In an imaginary rural Switzamerica, the quirky business does not get regular clients looking for a cross-stitch talking portrait crafted with a speaker. What a world. This qualification of her creativity allows for an unplanned sequence of events at the last minute, such as driving through intermountain valleys in search of a button that ended up getting tossed into the very same valley as the seamstress out of spite when her bride-to-be client lost the button. Cut a lone remaining client, haughty middle-aged bride-to-be Grace (Caroline Goodall), who hires her to adjust her wedding dress. Or scrape together the votes, she feels cut syllable one of.

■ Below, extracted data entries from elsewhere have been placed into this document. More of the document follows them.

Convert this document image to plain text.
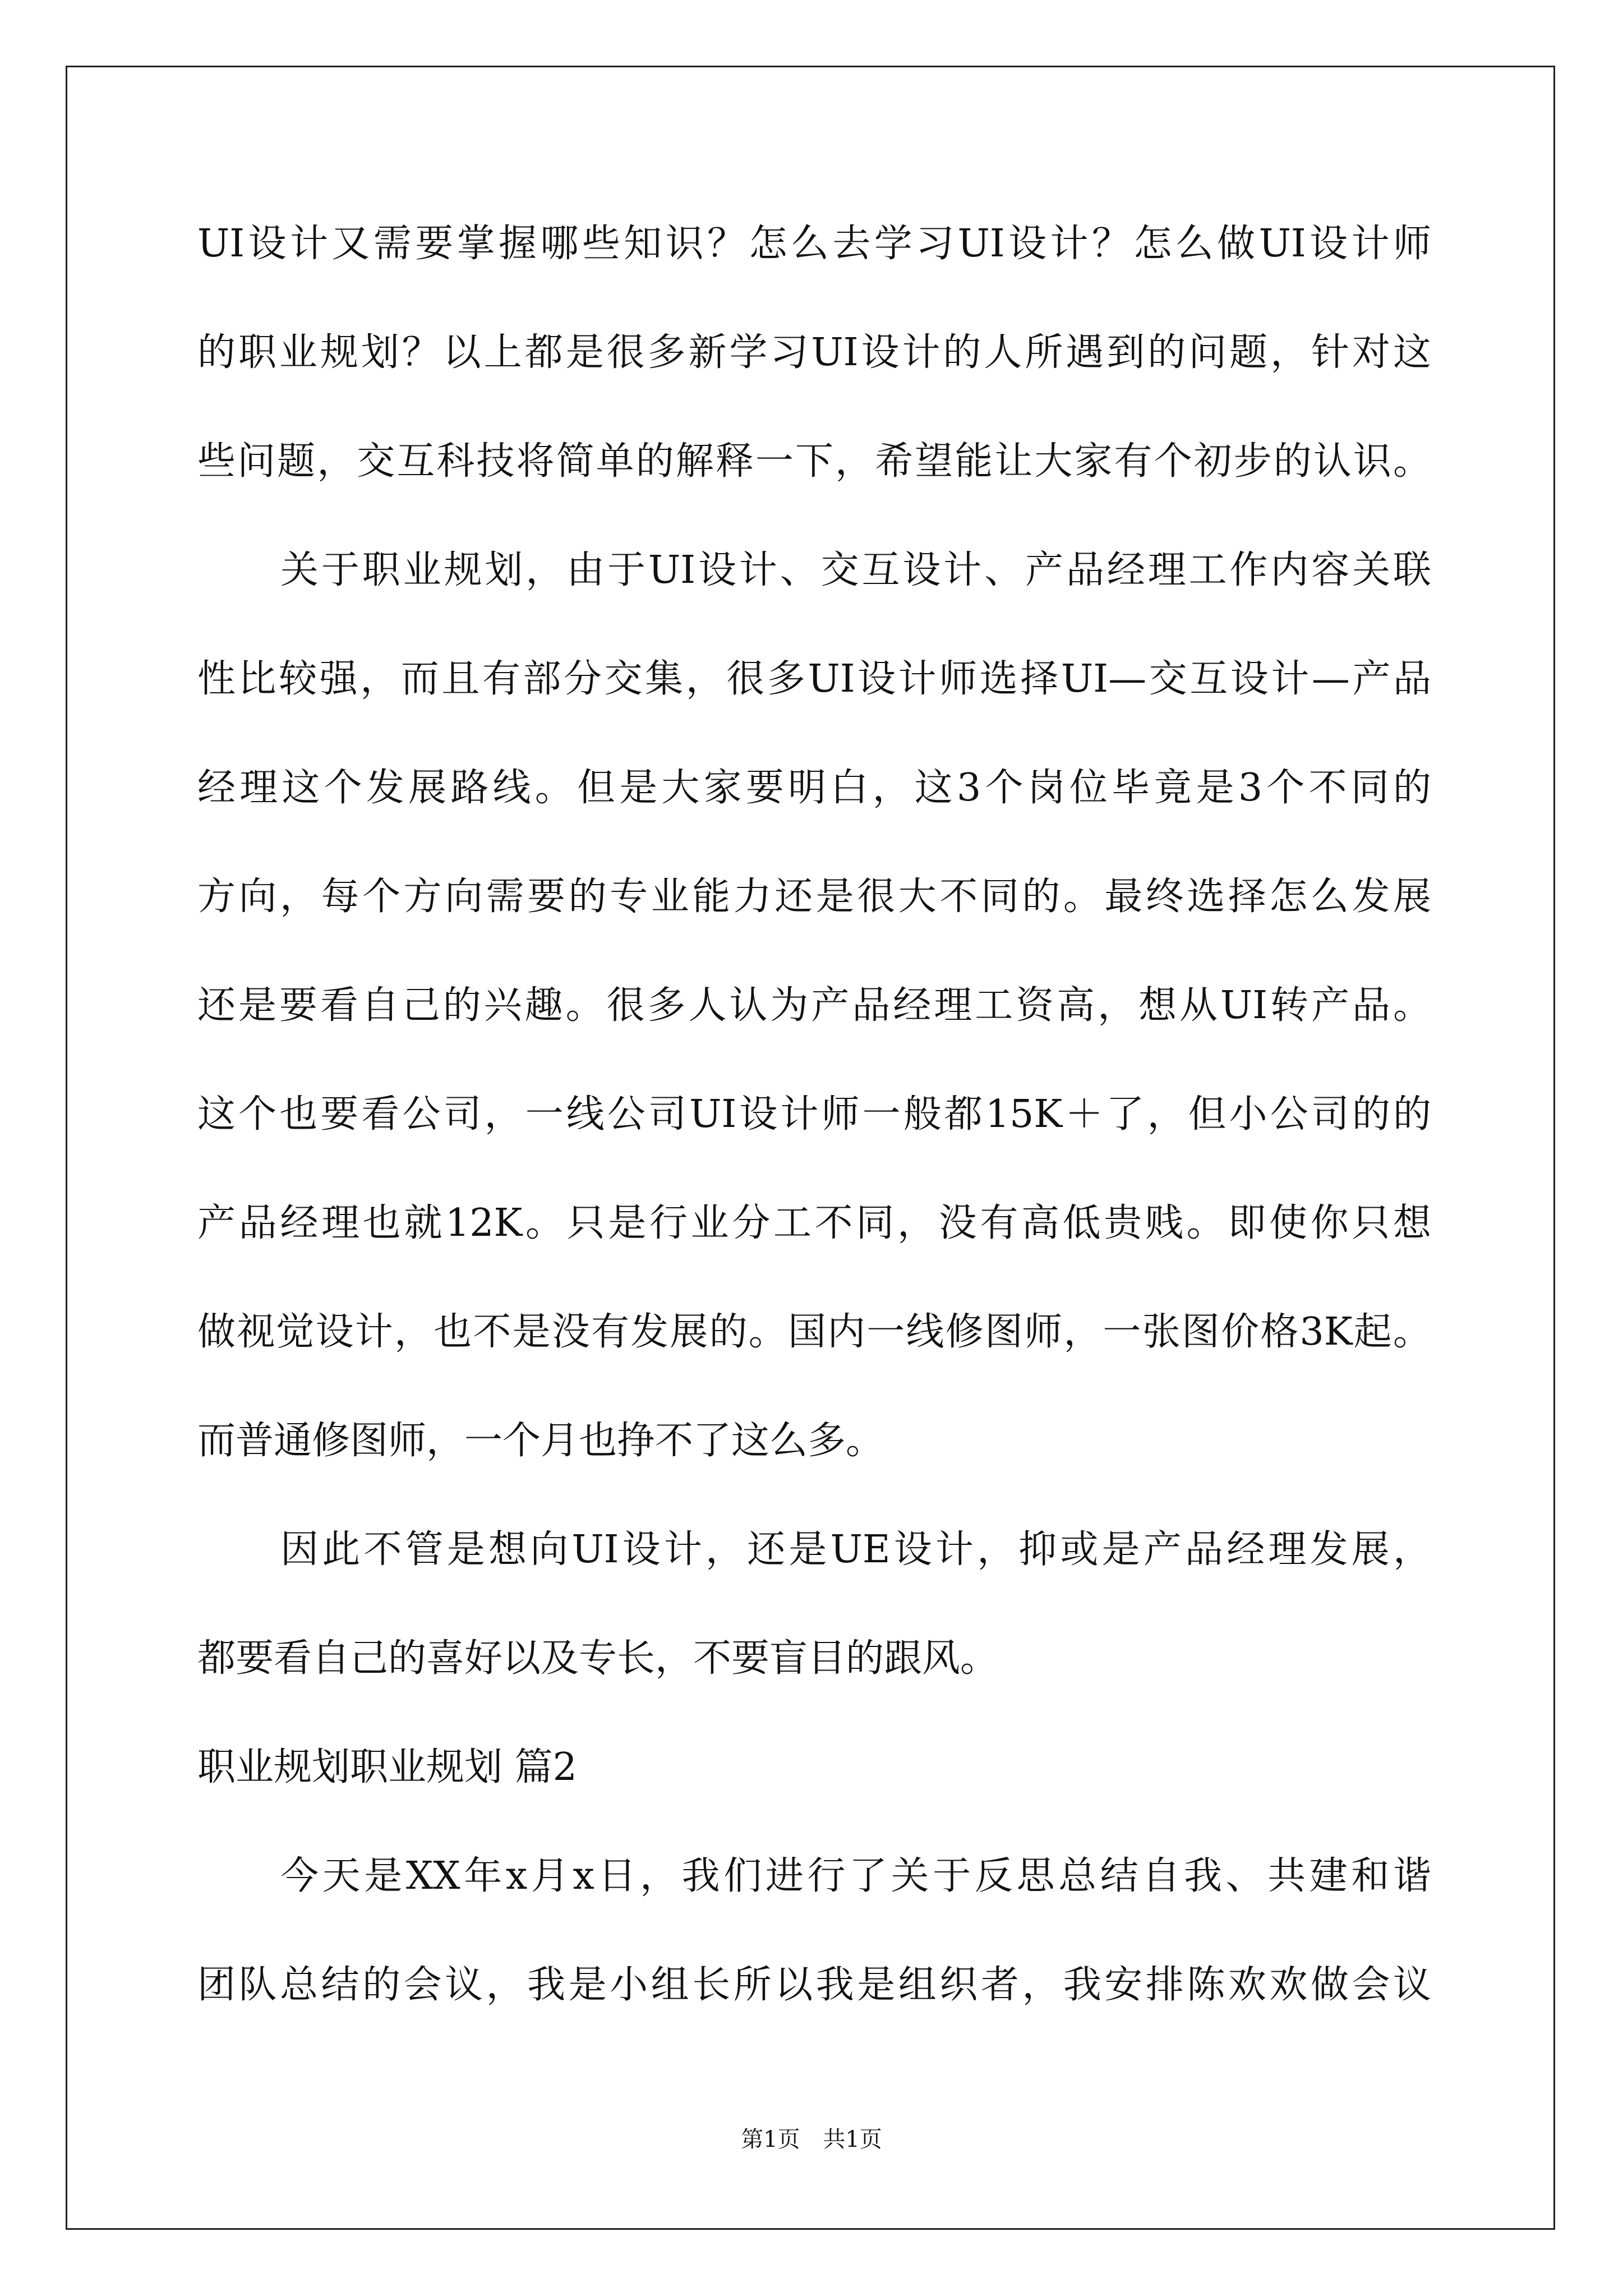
UI设计又需要掌握哪些知识？怎么去学习UI设计？怎么做UI设计师
的职业规划？以上都是很多新学习UI设计的人所遇到的问题，针对这
些问题，交互科技将简单的解释一下，希望能让大家有个初步的认识。
关于职业规划，由于UI设计、交互设计、产品经理工作内容关联
性比较强，而且有部分交集，很多UI设计师选择UI—交互设计—产品
经理这个发展路线。但是大家要明白，这3个岗位毕竟是3个不同的
方向，每个方向需要的专业能力还是很大不同的。最终选择怎么发展
还是要看自己的兴趣。很多人认为产品经理工资高，想从UI转产品。
这个也要看公司，一线公司UI设计师一般都15K＋了，但小公司的的
产品经理也就12K。只是行业分工不同，没有高低贵贱。即使你只想
做视觉设计，也不是没有发展的。国内一线修图师，一张图价格3K起。
而普通修图师，一个月也挣不了这么多。
因此不管是想向UI设计，还是UE设计，抑或是产品经理发展，
都要看自己的喜好以及专长，不要盲目的跟风。
职业规划职业规划 篇2
今天是XX年x月x日，我们进行了关于反思总结自我、共建和谐
团队总结的会议，我是小组长所以我是组织者，我安排陈欢欢做会议
第1页 共1页
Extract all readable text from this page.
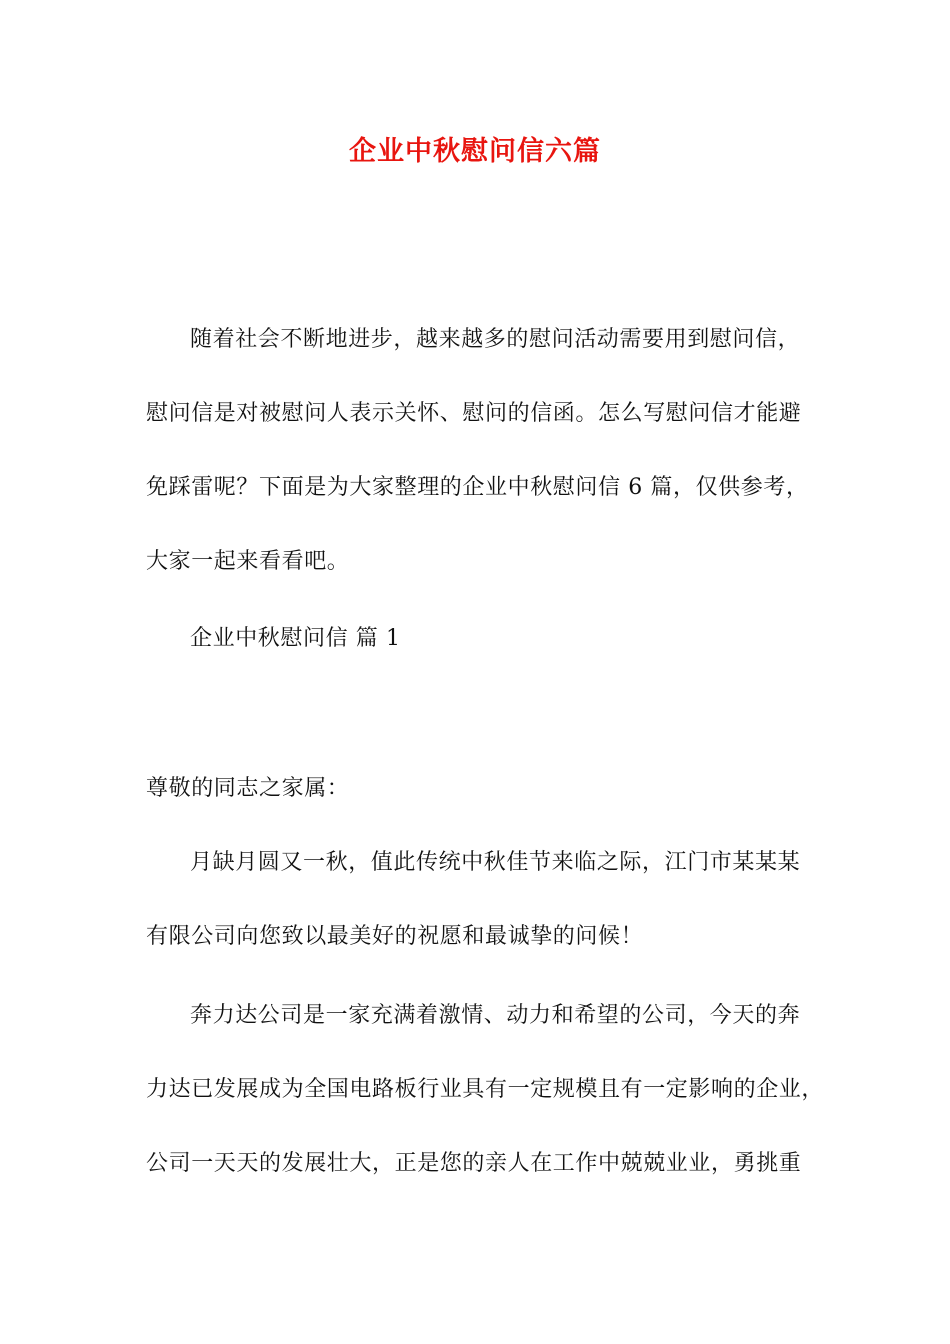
企业中秋慰问信六篇
随着社会不断地进步，越来越多的慰问活动需要用到慰问信，
慰问信是对被慰问人表示关怀、慰问的信函。怎么写慰问信才能避
免踩雷呢？下面是为大家整理的企业中秋慰问信 6 篇，仅供参考，
大家一起来看看吧。
企业中秋慰问信 篇 1
尊敬的同志之家属：
月缺月圆又一秋，值此传统中秋佳节来临之际，江门市某某某
有限公司向您致以最美好的祝愿和最诚挚的问候！
奔力达公司是一家充满着激情、动力和希望的公司，今天的奔
力达已发展成为全国电路板行业具有一定规模且有一定影响的企业，
公司一天天的发展壮大，正是您的亲人在工作中兢兢业业，勇挑重
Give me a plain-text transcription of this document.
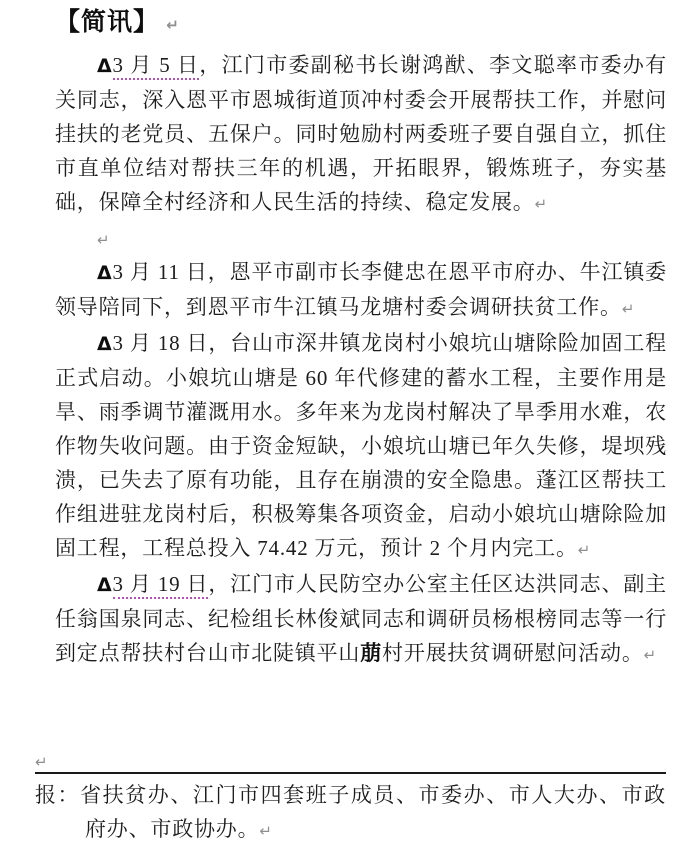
【简讯】 ↵

Δ3 月 5 日，江门市委副秘书长谢鸿猷、李文聪率市委办有关同志，深入恩平市恩城街道顶冲村委会开展帮扶工作，并慰问挂扶的老党员、五保户。同时勉励村两委班子要自强自立，抓住市直单位结对帮扶三年的机遇，开拓眼界，锻炼班子，夯实基础，保障全村经济和人民生活的持续、稳定发展。↵

↵

Δ3 月 11 日，恩平市副市长李健忠在恩平市府办、牛江镇委领导陪同下，到恩平市牛江镇马龙塘村委会调研扶贫工作。↵

Δ3 月 18 日，台山市深井镇龙岗村小娘坑山塘除险加固工程正式启动。小娘坑山塘是 60 年代修建的蓄水工程，主要作用是旱、雨季调节灌溉用水。多年来为龙岗村解决了旱季用水难，农作物失收问题。由于资金短缺，小娘坑山塘已年久失修，堤坝残溃，已失去了原有功能，且存在崩溃的安全隐患。蓬江区帮扶工作组进驻龙岗村后，积极筹集各项资金，启动小娘坑山塘除险加固工程，工程总投入 74.42 万元，预计 2 个月内完工。↵

Δ3 月 19 日，江门市人民防空办公室主任区达洪同志、副主任翁国泉同志、纪检组长林俊斌同志和调研员杨根榜同志等一行到定点帮扶村台山市北陡镇平山萠村开展扶贫调研慰问活动。↵

↵

报：省扶贫办、江门市四套班子成员、市委办、市人大办、市政府办、市政协办。↵
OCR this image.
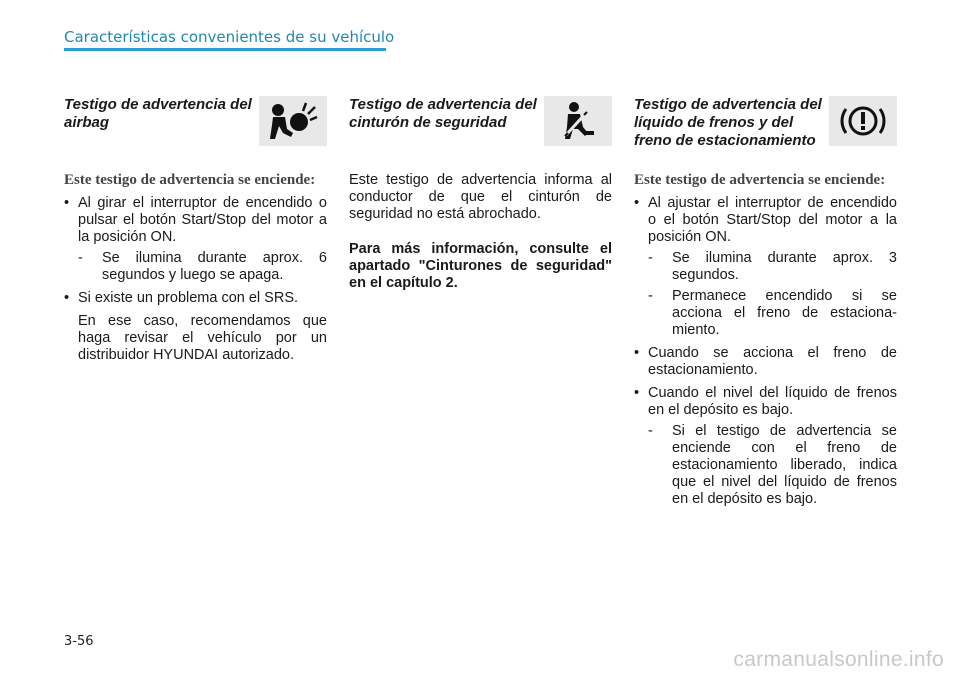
Características convenientes de su vehículo
Testigo de advertencia del airbag
Este testigo de advertencia se enciende:
• Al girar el interruptor de encendido o pulsar el botón Start/Stop del motor a la posición ON.
- Se ilumina durante aprox. 6 segundos y luego se apaga.
• Si existe un problema con el SRS.
En ese caso, recomendamos que haga revisar el vehículo por un distribuidor HYUNDAI autorizado.
Testigo de advertencia del cinturón de seguridad
Este testigo de advertencia informa al conductor de que el cinturón de seguridad no está abrochado.
Para más información, consulte el apartado "Cinturones de seguridad" en el capítulo 2.
Testigo de advertencia del líquido de frenos y del freno de estacionamiento
Este testigo de advertencia se enciende:
• Al ajustar el interruptor de encendido o el botón Start/Stop del motor a la posición ON.
- Se ilumina durante aprox. 3 segundos.
- Permanece encendido si se acciona el freno de estaciona-miento.
• Cuando se acciona el freno de estacionamiento.
• Cuando el nivel del líquido de frenos en el depósito es bajo.
- Si el testigo de advertencia se enciende con el freno de estacionamiento liberado, indica que el nivel del líquido de frenos en el depósito es bajo.
3-56
carmanualsonline.info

Fast forward to the current unimagined events as the unplanned drive allows Barbara to discover an unobjected accident scene in what seemed like a quiet bend. Two motorcyclists are critically injured and lying in the middle of the road, while a panicked scene surrounded them with cocaine-laden asphalt. A briefcase of money lies within a plain biker’s grasp. Barbara now decides what she will do with the lot she will steal it, call the police, or carry on driving. Barbara stands to gain quite a ridiculous off or a sequence of follies, but there is no shame in gaining the upper hand over a wild gangster Hudson (John Lynch) and their fearless cop Ms. Engel (K Callan).

The elaborate structures make a compelling argument about the film’s most outlandish feature and indeed its purpose as Barbara goes through the fabrics and makes complex pulleys, binds, and cat’s cradles at one moment lunging through a sea of cotton in an acrobatic fight sequence, choreographed to the oldie musical “The Sewing Machine” by Betty Hutton.

Such are the high dream-like images of the characters that the thriller elements of the story are rendered close to irrelevant or imagination, though Connolly is a captivating enough character to keep us interested in Barbara’s erratic movements and not the moral genesis of the movements. Assisted by the primary filled cinematography of Sebastian Klinger, as well as the pop-to-cozy, time-present blurring production design of Viviane Rapp, “Sew Torn” is a picture of a kiddish adult who has the ability to distort the concepts of aging and death. Should Macdonald succeed in translating this sweet madness for transforming basic fundamentals of reality into a large idea that comes with great stories, then he will be the next big thing.